In all, the G7 released a short one-page communiqué of six paragraphs and 27 commitments. Climate change was referenced in one of these paragraphs with its three politically binding climate commitments. Not surprisingly, health took a larger portion of commitments, with eight. This was followed by development and international cooperation with four each, and macroeconomic policy with three. Coming after climate change was trade with two commitments and, lastly, the digital economy, international taxation and jobs each with one. Thus climate change was not completely obscured by the COVID-19 crisis, ranking sixth by number of commitments made and tied with the economy. Further, at the November 2020 Riyadh Summit, the G20 made a total of 107 commitments but only three climate ones: the G7 outperformed on making climate commitments as a percentage of its 27 total.
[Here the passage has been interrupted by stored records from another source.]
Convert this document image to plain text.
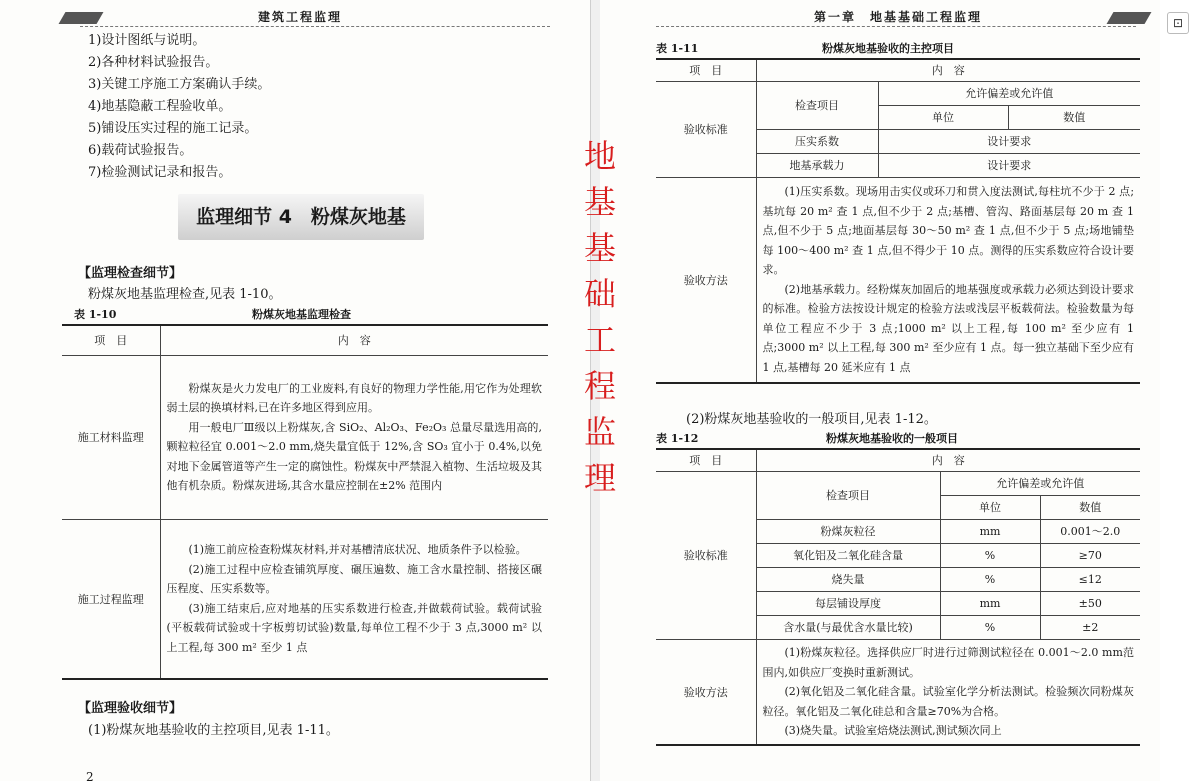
建筑工程监理
1)设计图纸与说明。
2)各种材料试验报告。
3)关键工序施工方案确认手续。
4)地基隐蔽工程验收单。
5)铺设压实过程的施工记录。
6)载荷试验报告。
7)检验测试记录和报告。
监理细节 4　粉煤灰地基
【监理检查细节】
粉煤灰地基监理检查,见表 1-10。
表 1-10	粉煤灰地基监理检查
项　目	内　容
施工材料监理	粉煤灰是火力发电厂的工业废料,有良好的物理力学性能,用它作为处理软弱土层的换填材料,已在许多地区得到应用。

用一般电厂Ⅲ级以上粉煤灰,含 SiO₂、Al₂O₃、Fe₂O₃ 总量尽量选用高的,颗粒粒径宜 0.001～2.0 mm,烧失量宜低于 12%,含 SO₃ 宜小于 0.4%,以免对地下金属管道等产生一定的腐蚀性。粉煤灰中严禁混入植物、生活垃圾及其他有机杂质。粉煤灰进场,其含水量应控制在±2% 范围内

施工过程监理	(1)施工前应检查粉煤灰材料,并对基槽清底状况、地质条件予以检验。

(2)施工过程中应检查铺筑厚度、碾压遍数、施工含水量控制、搭接区碾压程度、压实系数等。

(3)施工结束后,应对地基的压实系数进行检查,并做载荷试验。载荷试验(平板载荷试验或十字板剪切试验)数量,每单位工程不少于 3 点,3000 m² 以上工程,每 300 m² 至少 1 点

【监理验收细节】
(1)粉煤灰地基验收的主控项目,见表 1-11。
2
第一章　地基基础工程监理
表 1-11	粉煤灰地基验收的主控项目
项　目	内　容		
验收标准	检查项目	允许偏差或允许值	
		单位	数值
	压实系数	设计要求	
	地基承载力	设计要求	
验收方法	(1)压实系数。现场用击实仪或环刀和贯入度法测试,每柱坑不少于 2 点;基坑每 20 m² 查 1 点,但不少于 2 点;基槽、管沟、路面基层每 20 m 查 1 点,但不少于 5 点;地面基层每 30～50 m² 查 1 点,但不少于 5 点;场地铺垫每 100～400 m² 查 1 点,但不得少于 10 点。测得的压实系数应符合设计要求。

(2)地基承载力。经粉煤灰加固后的地基强度或承载力必须达到设计要求的标准。检验方法按设计规定的检验方法或浅层平板载荷法。检验数量为每单位工程应不少于 3 点;1000 m² 以上工程,每 100 m² 至少应有 1 点;3000 m² 以上工程,每 300 m² 至少应有 1 点。每一独立基础下至少应有 1 点,基槽每 20 延米应有 1 点		

(2)粉煤灰地基验收的一般项目,见表 1-12。
表 1-12	粉煤灰地基验收的一般项目
项　目	内　容		
验收标准	检查项目	允许偏差或允许值	
		单位	数值
	粉煤灰粒径	mm	0.001～2.0
	氧化铝及二氧化硅含量	%	≥70
	烧失量	%	≤12
	每层铺设厚度	mm	±50
	含水量(与最优含水量比较)	%	±2
验收方法	(1)粉煤灰粒径。选择供应厂时进行过筛测试粒径在 0.001～2.0 mm范围内,如供应厂变换时重新测试。

(2)氧化铝及二氧化硅含量。试验室化学分析法测试。检验频次同粉煤灰粒径。氧化铝及二氧化硅总和含量≥70%为合格。

(3)烧失量。试验室焙烧法测试,测试频次同上		

地
基
基
础
工
程
监
理
⊡
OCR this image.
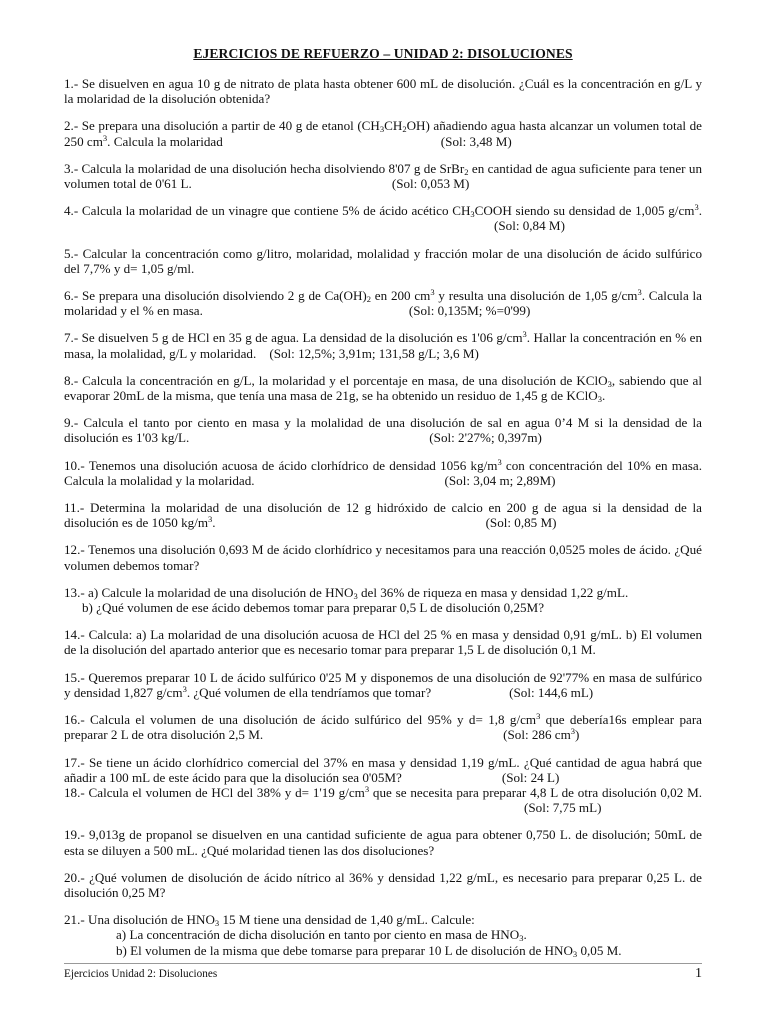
EJERCICIOS DE REFUERZO – UNIDAD 2: DISOLUCIONES

1.- Se disuelven en agua 10 g de nitrato de plata hasta obtener 600 mL de disolución. ¿Cuál es la concentración en g/L y la molaridad de la disolución obtenida?

2.- Se prepara una disolución a partir de 40 g de etanol $(CH_3CH_2OH)$ añadiendo agua hasta alcanzar un volumen total de 250 $cm^3$. Calcula la molaridad	(Sol: 3,48 M)

3.- Calcula la molaridad de una disolución hecha disolviendo 8'07 g de SrBr$_2$ en cantidad de agua suficiente para tener un volumen total de 0'61 L.	(Sol: 0,053 M)

4.- Calcula la molaridad de un vinagre que contiene 5% de ácido acético $CH_3COOH$ siendo su densidad de 1,005 $g/cm^3.(Sol$: 0,84 M)

5.- Calcular la concentración como g/litro, molaridad, molalidad y fracción molar de una disolución de ácido sulfúrico del 7,7% y d= 1,05 g/ml.

6.- Se prepara una disolución disolviendo 2 g de $Ca(OH)_2$ en 200 $cm^3$ y resulta una disolución de 1,05 $g/cm^3$. Calcula la molaridad y el % en masa.	(Sol: 0,135M; %=0'99)

7.- Se disuelven 5 g de HCl en 35 g de agua. La densidad de la disolución es 1'06 $g/cm^3$. Hallar la concentración en % en masa, la molalidad, g/L y molaridad. (Sol: 12,5%; 3,91m; 131,58 g/L; 3,6 M)

8.- Calcula la concentración en g/L, la molaridad y el porcentaje en masa, de una disolución de KClO$_3$, sabiendo que al evaporar 20mL de la misma, que tenía una masa de 21g, se ha obtenido un residuo de 1,45 g de KClO$_3$.

9.- Calcula el tanto por ciento en masa y la molalidad de una disolución de sal en agua 0’4 M si la densidad de la disolución es 1'03 kg/L.	(Sol: 2'27%; 0,397m)

10.- Tenemos una disolución acuosa de ácido clorhídrico de densidad 1056 $kg/m^3$ con concentración del 10% en masa. Calcula la molalidad y la molaridad.	(Sol: 3,04 m; 2,89M)

11.- Determina la molaridad de una disolución de 12 g hidróxido de calcio en 200 g de agua si la densidad de la disolución es de 1050 $kg/m^3$.	(Sol: 0,85 M)

12.- Tenemos una disolución 0,693 M de ácido clorhídrico y necesitamos para una reacción 0,0525 moles de ácido. ¿Qué volumen debemos tomar?

13.- a) Calcule la molaridad de una disolución de $HNO_3$ del 36% de riqueza en masa y densidad 1,22 g/mL.

b) ¿Qué volumen de ese ácido debemos tomar para preparar 0,5 L de disolución 0,25M?

14.- Calcula: a) La molaridad de una disolución acuosa de HCl del 25 % en masa y densidad 0,91 g/mL. b) El volumen de la disolución del apartado anterior que es necesario tomar para preparar 1,5 L de disolución 0,1 M.

15.- Queremos preparar 10 L de ácido sulfúrico 0'25 M y disponemos de una disolución de 92'77% en masa de sulfúrico y densidad 1,827 $g/cm^3$. ¿Qué volumen de ella tendríamos que tomar?	(Sol: 144,6 mL)

16.- Calcula el volumen de una disolución de ácido sulfúrico del 95% y d= 1,8 $g/cm^3$ que debería16s emplear para preparar 2 L de otra disolución 2,5 M.	(Sol: 286 $cm^3$)

17.- Se tiene un ácido clorhídrico comercial del 37% en masa y densidad 1,19 g/mL. ¿Qué cantidad de agua habrá que añadir a 100 mL de este ácido para que la disolución sea 0'05M?	(Sol: 24 L)

18.- Calcula el volumen de HCl del 38% y d= 1'19 $g/cm^3$ que se necesita para preparar 4,8 L de otra disolución 0,02 M.(Sol: 7,75 mL)

19.- 9,013g de propanol se disuelven en una cantidad suficiente de agua para obtener 0,750 L. de disolución; 50mL de esta se diluyen a 500 mL. ¿Qué molaridad tienen las dos disoluciones?

20.- ¿Qué volumen de disolución de ácido nítrico al 36% y densidad 1,22 g/mL, es necesario para preparar 0,25 L. de disolución 0,25 M?

21.- Una disolución de $HNO_3$ 15 M tiene una densidad de 1,40 g/mL. Calcule:

a) La concentración de dicha disolución en tanto por ciento en masa de $HNO_3$.

b) El volumen de la misma que debe tomarse para preparar 10 L de disolución de $HNO_3$ 0,05 M.

Ejercicios Unidad 2: Disoluciones	1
The G7's pre-Cornwall Summit meeting therefore saw a rise in members' ambitions when measured against the group's own historic performance and against the G20's recent performance on similar commitments. Still, no G7 member is on track to meet its emissions reduction targets under the Paris Agreement and not all G7 members have a 2030 target to help realize their 2050 target. If the world followed the G7's lead, the global average temperature would far surpass the 2°C goal of the Paris Agreement — a milestone that would usher in untold, but foreseen, suffering. 

Climate change is at once a wicked and a simple problem. It is simple in that we have more information than ever to understand such a problem, including who caused it, why we caused it and how we can solve it. Humanity knows a myriad of effective solutions, and has readily available knowledge and technology to implement those solutions on a widespread scale. In short, we know what to do and we have the tools to do it. The most wicked aspect of climate change is not its complexity, but its creators' complacency. Although the G7's advances should be recognized, its members are not acting as if their own house is on fire. Unless the G7 leaders are betting on a ticket to Mars, they will need to do much more much faster at their Cornwall Summit in June. For the rest of us, escaping our burning Earth home is not an option.